Il y a bien longtemps, en un âge dont l’existence est connue sans que l’on sache ni son nom ni combien de milliers d’années le sépare d’aujourd’hui, les Elfes, dit-on, allaient et venaient ouvertement de par Endoril. Ils étaient au sommet de leur gloire en ces vieilles terres, et leur royaume était paisible et resplendissant. Alors leurs beaux visages portaient une joie grande et une plénitude sans nulle autre pareille. Leurs joyaux brillaient sans honte à la lumière du jour, et leurs demeures accueillaient en leur sein quiconque venait avec le geste amical. Et ce temps était heureux.
Cependant vint un jour le début d’une longue époque d’ombre, rythmée par maintes batailles et guerres au cours desquelles s’entredéchirèrent les frères rois des Elfes et où d’innombrables vies s’éteignirent dans une obscurité grandissante devant laquelle se brisaient les alliances des Elfes, des Hommes et des Nains. Nombre d’années passèrent ainsi, sous un ciel noir en un âge de peur. Et la gloire des seigneurs elfes perdit de son éclat comme gagnait en force et s’assemblait une menace de tourment et de souffrance. Mais un jour vint où, disent les légendes, une poignée de héros tour à tour portèrent à l’Ombre des coups mortels. Et il est dit que son maître fut finalement banni des terres, au terme d’un âge de larmes et de sang.
Et ainsi débutait un nouvel âge. Mais à l’appel de leurs maîtres de jadis, et contre toute la rancune qui pouvait les habiter, nombreux furent les Elfes qui décidèrent de dire adieu aux terres et faire voile par la Mer. Et beaucoup restèrent le long des côtes à se languir d’un âge perdu. Ainsi restèrent en Endoril nombre d’Elfes, voulant rebâtir ce pourquoi ils avaient tant souffert durant si longtemps. Ainsi auprès des Hommes et Nains dressèrent-ils à nouveau de hautes demeures surplombant les vastes landes. Et durant bien des siècles, ils prospérèrent aux côtés de leurs amis. Et les terres furent à nouveau vertes et paisibles.

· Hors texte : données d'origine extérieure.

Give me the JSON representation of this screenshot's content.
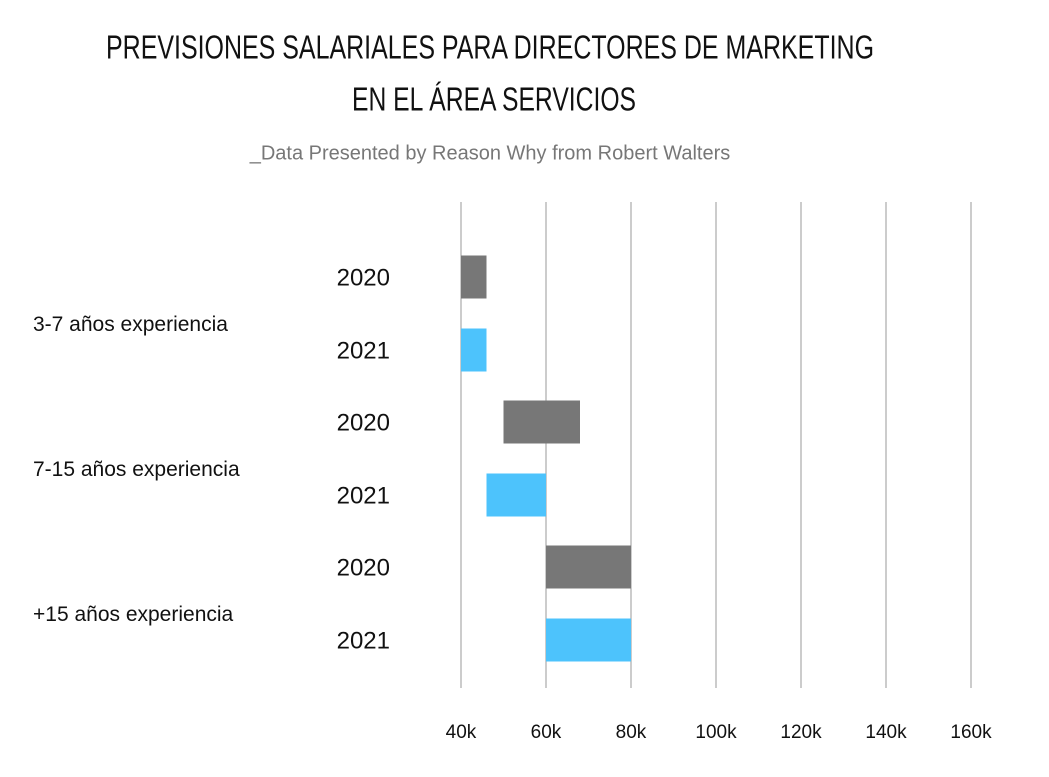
{
  "chart_data": {
    "type": "floating-bar",
    "title": [
      "PREVISIONES SALARIALES PARA DIRECTORES DE MARKETING",
      "EN EL ÁREA SERVICIOS"
    ],
    "subtitle": "_Data Presented by Reason Why from Robert Walters",
    "colors": [
      "#777777",
      "#4dc3fc"
    ],
    "groups": [
      {
        "name": "3-7 años experiencia",
        "bars": [
          {
            "label": "2020",
            "start": 40000,
            "end": 46000
          },
          {
            "label": "2021",
            "start": 40000,
            "end": 46000
          }
        ]
      },
      {
        "name": "7-15 años experiencia",
        "bars": [
          {
            "label": "2020",
            "start": 50000,
            "end": 68000
          },
          {
            "label": "2021",
            "start": 46000,
            "end": 60000
          }
        ]
      },
      {
        "name": "+15 años experiencia",
        "bars": [
          {
            "label": "2020",
            "start": 60000,
            "end": 80000
          },
          {
            "label": "2021",
            "start": 60000,
            "end": 80000
          }
        ]
      }
    ],
    "xlim": [
      40000,
      160000
    ],
    "xticks": [
      {
        "value": 40000,
        "label": "40k"
      },
      {
        "value": 60000,
        "label": "60k"
      },
      {
        "value": 80000,
        "label": "80k"
      },
      {
        "value": 100000,
        "label": "100k"
      },
      {
        "value": 120000,
        "label": "120k"
      },
      {
        "value": 140000,
        "label": "140k"
      },
      {
        "value": 160000,
        "label": "160k"
      }
    ],
    "grid": true
  }
}
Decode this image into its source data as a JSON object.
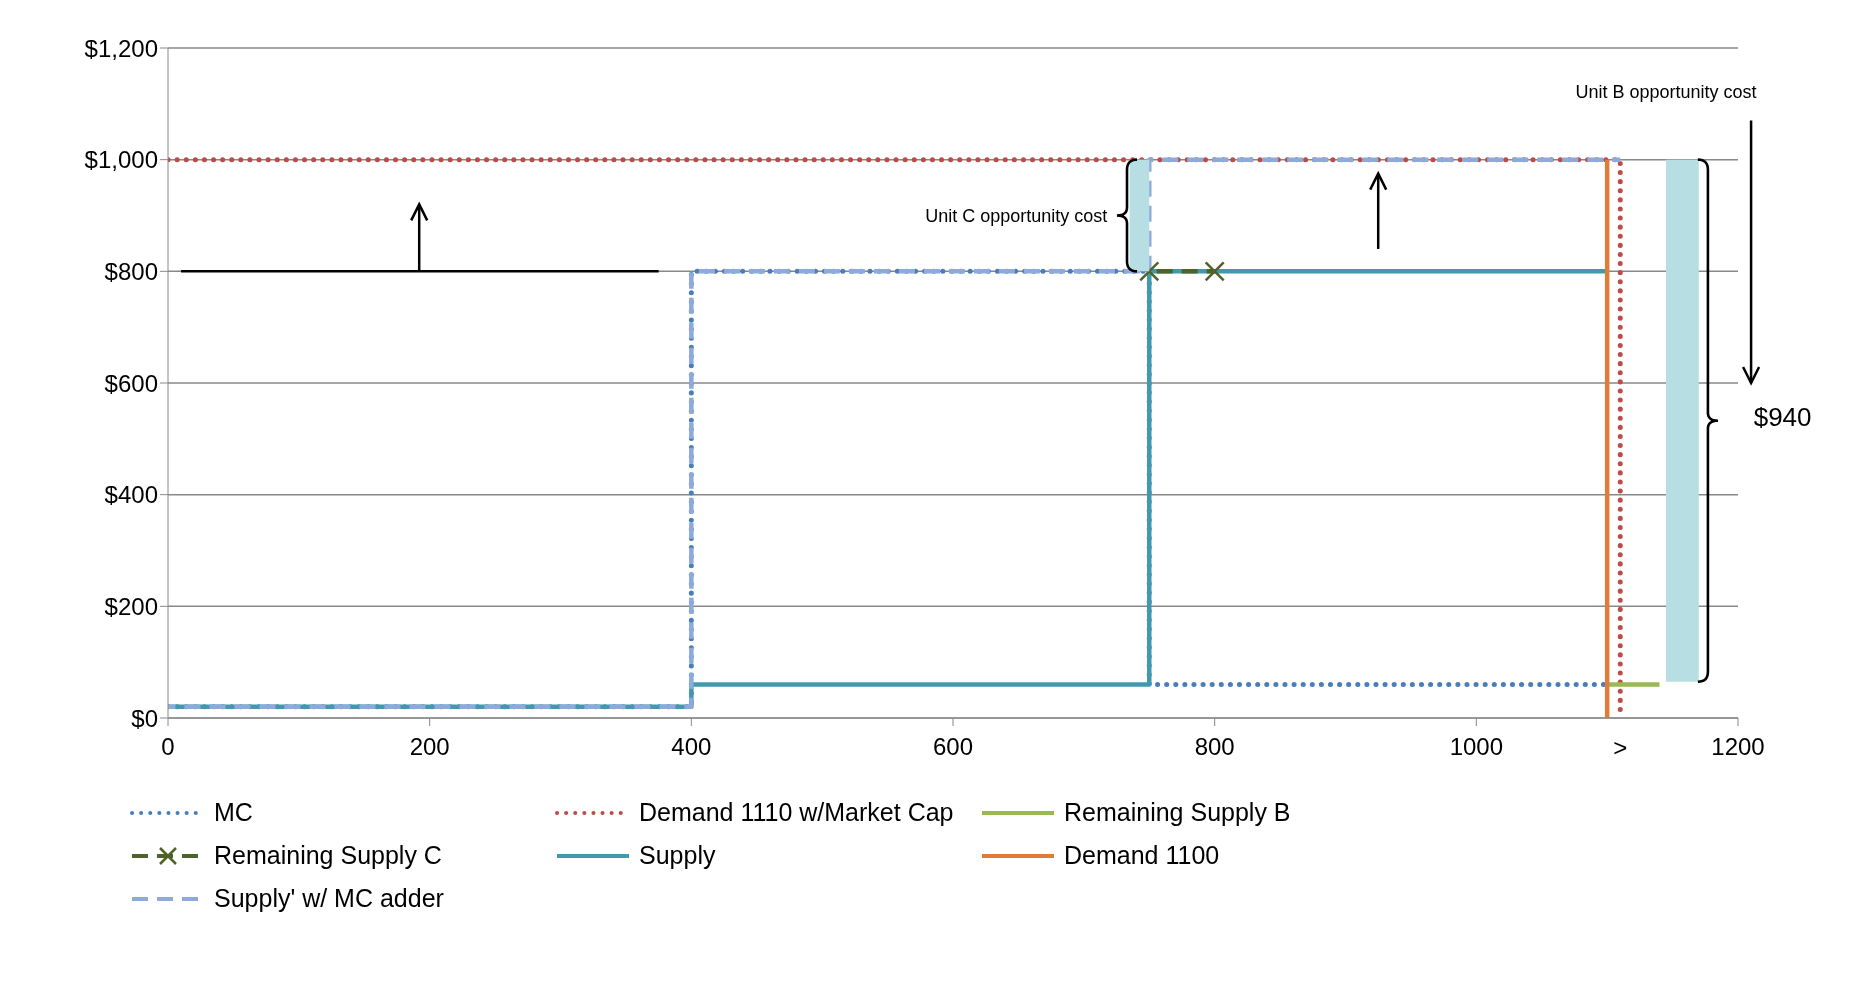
{
  "chart_data": {
    "type": "line",
    "xlim": [
      0,
      1200
    ],
    "ylim": [
      0,
      1200
    ],
    "xticks": [
      0,
      200,
      400,
      600,
      800,
      1000,
      1200
    ],
    "yticks": [
      {
        "value": 0,
        "label": "$0"
      },
      {
        "value": 200,
        "label": "$200"
      },
      {
        "value": 400,
        "label": "$400"
      },
      {
        "value": 600,
        "label": "$600"
      },
      {
        "value": 800,
        "label": "$800"
      },
      {
        "value": 1000,
        "label": "$1,000"
      },
      {
        "value": 1200,
        "label": "$1,200"
      }
    ],
    "grid": "y",
    "legend": "bottom",
    "marker": "none",
    "annotations": [
      "Unit C opportunity cost",
      "Unit B opportunity cost",
      "$940",
      ">"
    ],
    "series": [
      {
        "name": "MC",
        "color": "#4a7ebb",
        "line_style": "dotted",
        "x": [
          0,
          400,
          400,
          750,
          750,
          1100
        ],
        "values": [
          20,
          20,
          800,
          800,
          60,
          60
        ]
      },
      {
        "name": "Demand 1110 w/Market Cap",
        "color": "#be4b48",
        "line_style": "dotted",
        "x": [
          0,
          1110,
          1110
        ],
        "values": [
          1000,
          1000,
          0
        ]
      },
      {
        "name": "Remaining Supply B",
        "color": "#98b954",
        "line_style": "solid",
        "x": [
          1100,
          1140
        ],
        "values": [
          60,
          60
        ]
      },
      {
        "name": "Remaining Supply C",
        "color": "#4f6228",
        "line_style": "dashed",
        "marker": "cross",
        "x": [
          750,
          800
        ],
        "values": [
          800,
          800
        ]
      },
      {
        "name": "Supply",
        "color": "#4198af",
        "line_style": "solid",
        "x": [
          0,
          400,
          400,
          750,
          750,
          1100
        ],
        "values": [
          20,
          20,
          60,
          60,
          800,
          800
        ]
      },
      {
        "name": "Demand 1100",
        "color": "#e07b39",
        "line_style": "solid",
        "x": [
          1100,
          1100
        ],
        "values": [
          0,
          1000
        ]
      },
      {
        "name": "Supply' w/ MC adder",
        "color": "#8eaadb",
        "line_style": "dashed",
        "x": [
          0,
          400,
          400,
          750,
          750,
          1110
        ],
        "values": [
          20,
          20,
          800,
          800,
          1000,
          1000
        ]
      }
    ]
  }
}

Mais hélas c’est l’avidité des Nains, est-il dit, qui réveilla, d’une façon où d’une autre, un mal jusqu’alors endormi. Et la guerre se leva à nouveau sur les vieilles terres avec une fureur et une peur indescriptibles. Une à une, les hautes cités tombèrent sous un joug terrible, et l’espoir disparut. Tout du moins disparut-il pendant plusieurs années durant lesquelles les plaines, les forêts et les montagnes s’assombrirent. Mais c’est une ultime alliance qui mit cependant à bas cette terreur. Au sortir de cette guerre destructrice, les Elfes se firent plus discrets. Ils cessèrent bon nombre de commerces et restèrent dans leurs demeures resplendissantes qui devinrent soudainement plus ardues à trouver. Et comme ils restèrent loin des autres peuples, dans le cœur une profonde ranceur se forma envers les Nains, responsables à leurs yeux de ce fléau.
Ainsi passèrent les années, et le temps sembla effacer l’existence des Elfes, en même temps que celle des Nains, bien que les royaumes des Hommes avaient perdu de leur éclat. Alors les Elfes voulurent quitter Endoril, semblant las des souvenirs pesants qui régnaient sur ces terres. Mais soudain éclata la dernière guerre avant la Grande Guerre. Et leur aide fut requise par les Hommes et les Nains. Aussi aidèrent-ils autant qu’ils le purent, jusqu’à une victoire désespérée, obtenue au prix de nombre souffrances. Ainsi ils contribuèrent à abattre le mal qui menaçait de s’abattre impitoyablement sur les terres. Alors jugèrent-ils leur temps sur ces landes de peine et de mort révolu, et ils firent donc voile dans la même direction que leurs frères et aïeux l’avaient fait des siècles avant eux, laissant aux Hommes et aux Nains la tâche de régner sur Endoril.
Mais sur le départ, sur les rives chargées de souvenirs des vieilles terres, alors que les voiles blanches se hissaient et que les vents soufflaient doucement vers l’Ouest, et que dans l’air était la plus triste des musiques, loin de l’Occident portées, dit-on, le son de flûtes mélancoliques, certains ne purent faire leurs adieux à Endoril. Et ils restèrent là sur les côtes, à regarder s’éloigner vers l’horizon les voiles claires au soleil couchant.